Lately, advocates of legal abortion have attempted to give their ailing cause a shot in the arm. As John Stonestreet pointed out on BreakPoint recently, the tried and true "pro-choice" moniker is falling out of favor. And the accompanying crocodile tears over "the difficult choice of abortion" that were once necessary for public credibility seem to have dried up. The "safe, legal and rare" days are gone, replaced with cavalier celebrations of abortion as a positive good in art, film and now spoken word poetry.
That last is the work of Leyla Josephine, whose new video, "I Think She Was a She," is being trumpeted as an act of heroism at The Huffington Post.

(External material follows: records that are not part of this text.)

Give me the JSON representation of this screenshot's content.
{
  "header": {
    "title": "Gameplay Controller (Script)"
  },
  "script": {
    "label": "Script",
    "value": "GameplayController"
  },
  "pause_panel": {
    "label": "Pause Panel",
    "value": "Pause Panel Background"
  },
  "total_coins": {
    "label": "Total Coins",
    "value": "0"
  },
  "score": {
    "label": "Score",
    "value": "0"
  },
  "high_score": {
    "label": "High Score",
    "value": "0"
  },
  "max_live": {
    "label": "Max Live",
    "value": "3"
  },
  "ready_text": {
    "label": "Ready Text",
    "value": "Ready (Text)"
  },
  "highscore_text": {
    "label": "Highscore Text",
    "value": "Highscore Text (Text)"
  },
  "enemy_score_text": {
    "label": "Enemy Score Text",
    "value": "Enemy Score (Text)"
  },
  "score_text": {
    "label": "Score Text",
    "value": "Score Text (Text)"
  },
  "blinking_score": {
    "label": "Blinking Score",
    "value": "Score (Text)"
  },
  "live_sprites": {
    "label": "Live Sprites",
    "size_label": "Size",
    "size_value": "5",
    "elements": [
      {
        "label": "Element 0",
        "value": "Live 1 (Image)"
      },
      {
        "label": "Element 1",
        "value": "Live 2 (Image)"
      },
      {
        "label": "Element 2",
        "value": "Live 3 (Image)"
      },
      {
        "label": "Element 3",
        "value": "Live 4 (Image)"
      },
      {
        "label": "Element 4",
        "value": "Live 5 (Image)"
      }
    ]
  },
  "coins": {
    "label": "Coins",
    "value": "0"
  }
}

Josephine, who had an abortion as a teenager, says she felt no shame over her decision. In fact, she's proud of it, and thinks her aborted child would agree!
"I would've supported [my daughter's] right to choose, to choose a life for herself, a path for herself," Josephine says. "I would've died for that right like she died for mine. I'm sorry, but you came at the wrong time."

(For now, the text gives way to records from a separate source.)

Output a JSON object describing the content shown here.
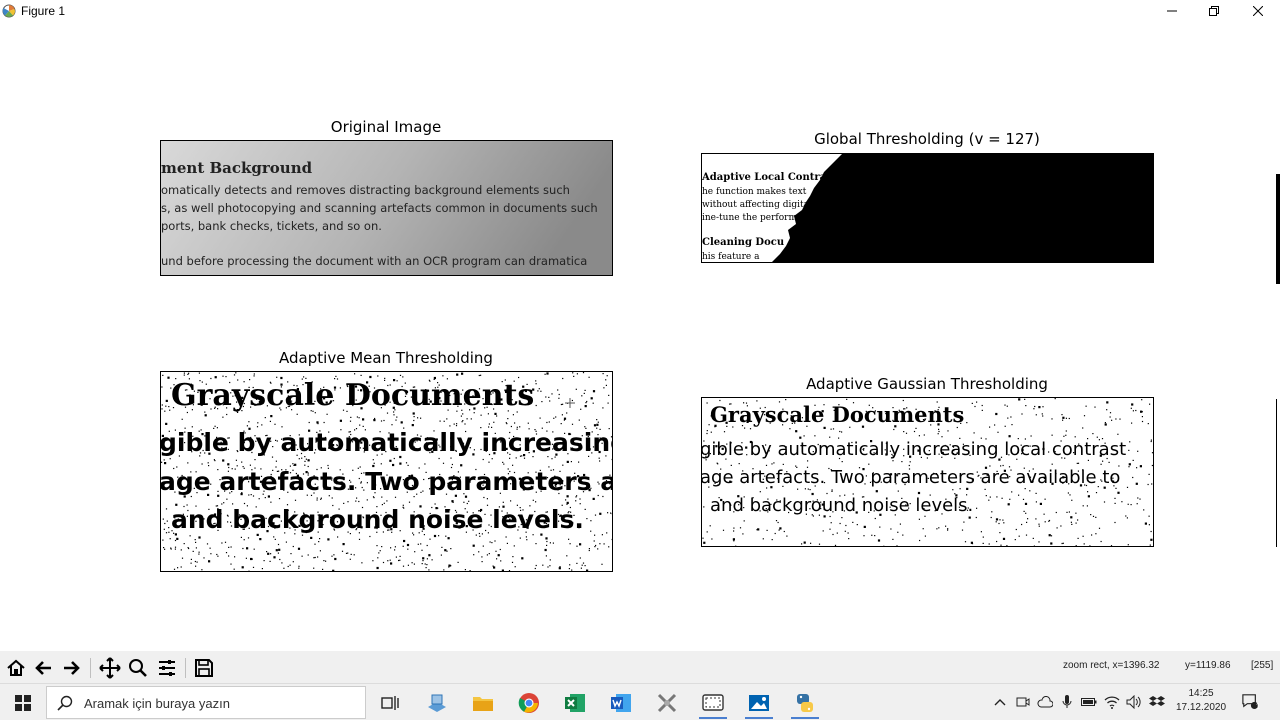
{
  "window": {
    "title": "Figure 1"
  },
  "figure": {
    "panels": [
      {
        "title": "Original Image",
        "lines": [
          "ment Background",
          "omatically  detects  and  removes  distracting  background  elements  such",
          "s, as well photocopying and scanning artefacts common in documents such",
          "ports, bank checks, tickets, and so on.",
          "und before processing the document with an OCR program can dramatica"
        ]
      },
      {
        "title": "Global Thresholding (v = 127)",
        "lines": [
          "Adaptive Local Contrast",
          "he function makes text",
          "without affecting digital",
          "ine-tune the perform",
          "Cleaning Docu",
          "his  feature  a"
        ]
      },
      {
        "title": "Adaptive Mean Thresholding",
        "lines": [
          "Grayscale Documents",
          "gible by automatically increasing lo",
          "age artefacts. Two parameters are",
          "and background noise levels."
        ]
      },
      {
        "title": "Adaptive Gaussian Thresholding",
        "lines": [
          "Grayscale Documents",
          "gible by automatically increasing local contrast",
          "age artefacts. Two parameters are available to",
          "and background noise levels."
        ]
      }
    ]
  },
  "toolbar": {
    "buttons": [
      "home-icon",
      "back-arrow-icon",
      "forward-arrow-icon",
      "pan-icon",
      "zoom-icon",
      "configure-subplots-icon",
      "save-icon"
    ],
    "status_mode": "zoom rect, x=1396.32",
    "status_y": "y=1119.86",
    "status_value": "[255]"
  },
  "taskbar": {
    "search_placeholder": "Aramak için buraya yazın",
    "time": "14:25",
    "date": "17.12.2020",
    "notification_count": "1"
  }
}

She concludes, "When I become a mother it will be when I choose."
This heartbreaking, horrific little paean to human sacrifice fits to a T the new narrative of the movement formerly known as "pro-choice."

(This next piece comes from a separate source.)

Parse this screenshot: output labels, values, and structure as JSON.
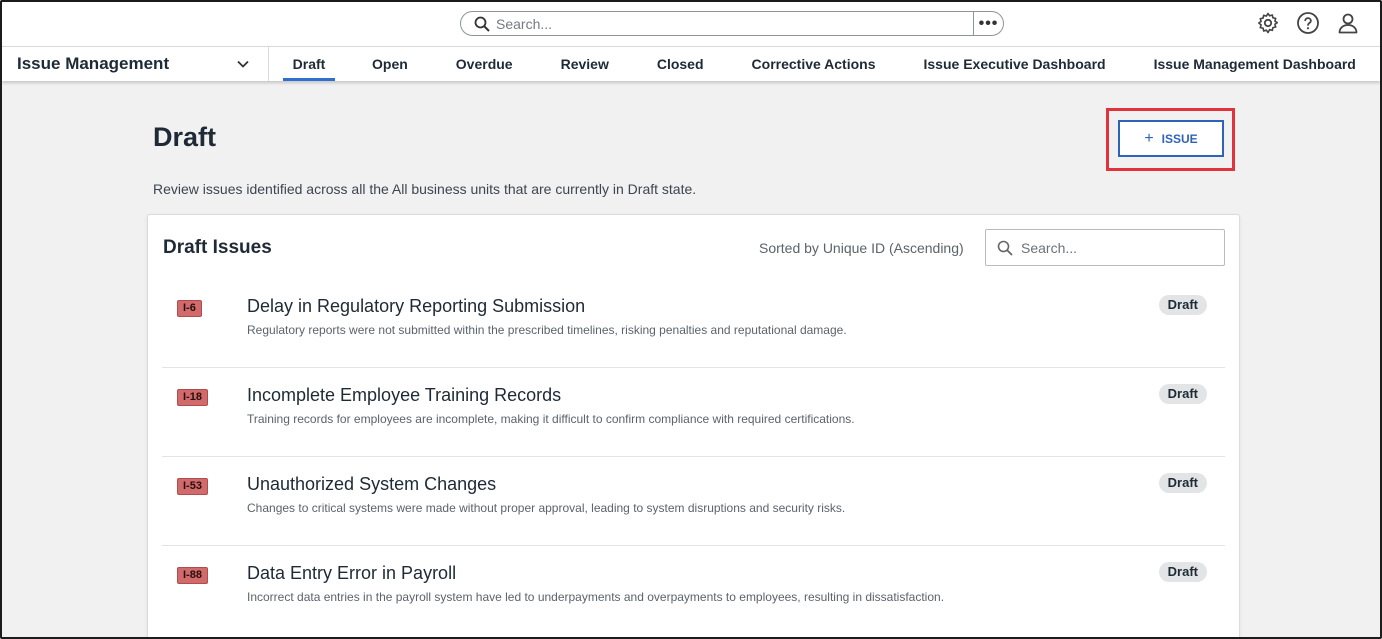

For years the "pro-choice" crowd fought to change the subject whenever pro-lifers brought the debate back to the central question: are the unborn human? After all, you can't just choose to kill a human, no matter how inconvenient he or she might be. As my friend Scott Klusendorf has argued in hundreds of debates, if babies are human before birth (as almost everyone agrees they are after birth), then choice is irrelevant. Their right to life trumps all other claims.
That's why, for almost forty years following Roe v. Wade, abortion defenders spilled buckets of ink to drown that question. Equivocations and euphemisms abounded. We heard non-stop about "blobs of tissue," "clumps of cells," and "pregnancies." Not so much now, thanks mostly to advances in imaging technology, which has clearly shown unborn life for what it is.
So, instead of denying the humanity of the unborn, pro-choicers now deny that their lives matter. At all. As Mary Elizabeth Williams wrote in Salon earlier this year, "So What If Abortion Ends Life?" The woman's convenience, hopes and dreams take precedence over any claims her unborn child has to existence. Wow.
All of this led Janet Harris to admonish readers in The Washington Post "Stop Calling Abortion a Hard Decision." It's empowering, she argued, and something to celebrate. Besides, making a big deal out of how tough abortion is just fuels the pro-life fire and implies that unborn children might have rights, or at least value.
Well, I guess we all now agree that abortion does end a human life. But that's okay, say its defenders. That's a sacrifice worth making to avoid the rigors of motherhood or the hassle of adoption. In fact, it's so worth it that women shouldn't even consider abortion a hard decision. They should celebrate and make art out of it.
The whole spectacle brings to mind a sketch by British comedians David Mitchell and Robert Webb. In it, they play two Nazi SS officers on the front line who, upon noticing the skull insignias on their caps ask an incisive question: "Are we the baddies?"
It's a question advocates of legal abortion, having admitted they stand for taking human life when it's ill-timed or inconvenient, might want to ask themselves.